Separating out a display thread may also help improve the performance of the heavy task. For GUI-based applications, draw calls are made by the processor, but the heavy lifting is done by a dedicated graphics processing unit (GPU). While the GPU is chugging away, (depending on the graphics API) the processor may wait for the GPU to finish. Typically, this means that the processor context-switches to a different process or thread rather than idle. However, for our application to utilize this wait time, we need to actually have a thread that the processor can context-switch to.
To model this, the synthetic_delay argument is given to the display() method within the while loop. Since display() and step() both depend only on cells (leaving it unmodified), they can run concurrently. However, they both need to complete prior to swap_buffers(). Your job is to modify run() using multithreading in order to have display() and step() run at the same time. This task can be performed by only modifying the code within the main update loop.

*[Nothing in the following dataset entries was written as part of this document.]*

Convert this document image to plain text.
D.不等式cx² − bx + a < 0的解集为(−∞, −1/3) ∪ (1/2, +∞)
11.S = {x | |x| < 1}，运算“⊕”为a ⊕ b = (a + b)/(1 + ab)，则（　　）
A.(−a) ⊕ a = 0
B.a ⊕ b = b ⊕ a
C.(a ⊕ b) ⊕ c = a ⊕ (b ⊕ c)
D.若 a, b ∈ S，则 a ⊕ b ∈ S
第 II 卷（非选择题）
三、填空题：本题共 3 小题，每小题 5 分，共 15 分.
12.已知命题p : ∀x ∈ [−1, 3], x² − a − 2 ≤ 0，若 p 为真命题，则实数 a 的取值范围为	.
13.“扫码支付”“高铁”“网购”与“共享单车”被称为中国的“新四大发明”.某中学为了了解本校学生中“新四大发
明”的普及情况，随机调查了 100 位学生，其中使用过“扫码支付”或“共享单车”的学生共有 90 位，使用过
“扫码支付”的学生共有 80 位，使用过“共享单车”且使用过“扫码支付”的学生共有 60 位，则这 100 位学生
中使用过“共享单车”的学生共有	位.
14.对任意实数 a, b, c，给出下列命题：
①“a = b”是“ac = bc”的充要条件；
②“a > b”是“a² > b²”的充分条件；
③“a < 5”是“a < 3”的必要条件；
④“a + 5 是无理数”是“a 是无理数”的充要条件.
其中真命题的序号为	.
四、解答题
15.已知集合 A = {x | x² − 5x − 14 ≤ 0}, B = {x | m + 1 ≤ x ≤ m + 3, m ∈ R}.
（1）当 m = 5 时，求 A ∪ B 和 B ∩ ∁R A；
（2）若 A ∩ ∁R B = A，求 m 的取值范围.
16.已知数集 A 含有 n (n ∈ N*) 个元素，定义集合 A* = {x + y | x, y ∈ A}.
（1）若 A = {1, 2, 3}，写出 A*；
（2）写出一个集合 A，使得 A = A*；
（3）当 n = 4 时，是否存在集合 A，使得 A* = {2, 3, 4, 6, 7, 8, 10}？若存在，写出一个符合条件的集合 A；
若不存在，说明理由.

# ==== main update loop ====
conway.display(replace_prior=True, synthetic_delay=opts.synthetic_delay)
if do_parallel:
conway.step_parallel_threading(opts.num_workers)
else:
conway.step()
conway.swap_buffers()
# ==== end main update loop ====Since display() uses time.sleep() to simulate a long render task, Python's Global Interpreter Lock (GIL) will be released for step() to take over. Thus, you can expect to see some improvement in performance, which is measured by the amount of time spent within the above code. This is computed as the difference between tframe and tupd. The former is set via the walrus operator.
The cgol command will call this code. You can play around with the arguments (increase / decrease the size of the game) if the change in performance does not appear obvious. The sleep() call lasts for 50 milliseconds, so step() taking roughly that long will make it easy to observe the performance difference.
Note
The step_parallel_threading() method uses the threading module. While your task is simpler, it may serve as a useful reference.
In part 1, we utilized a separate thread. For this part, as is typical in scientific computation, we have a task based on a repeated pattern, namely, the per-cell logic of computing the next state.
Due to the GIL, step_parallel_threading() does not provide the performance improvement one may expect. However, in Python 3.13, we can release the GIL. To see the difference, the time nox session is provided. If you have uv, running nox (including with uv tool or uvx) will allow uv to manage the different python versions for you. Alternatively, the time-cgol workflow_dispatch has been provided, if you wish to run it on GitHub's servers, instead.
Your task is to implement step_parallel(), replacing the raise NotImplementedError line with a parallel implementation that works without running free-threaded Python (turning off the GIL). You are free to use multiprocessing or another approach (e.g. the interpreter pool). Should you wish, you may change the versions of python in pyproject.toml or nox.
You may also modify code outside of step_parallel(). If using multiprocessing, for example, it may be useful to put cells and cells_framebuffer in shared memory.
The astute of you may recognize that step can be written in terms of vectorized numpy operations, which will release the GIL. While this alone is insufficient for full credit, the GIL release would allow for the use of threading, which will suffice.
Warning
The _apply_CGOL_to_cell() helper function may not work in a multiprocessing context. numpy arrays can be accessed by different threads. However, shared data is not automatic in an inter-process environment.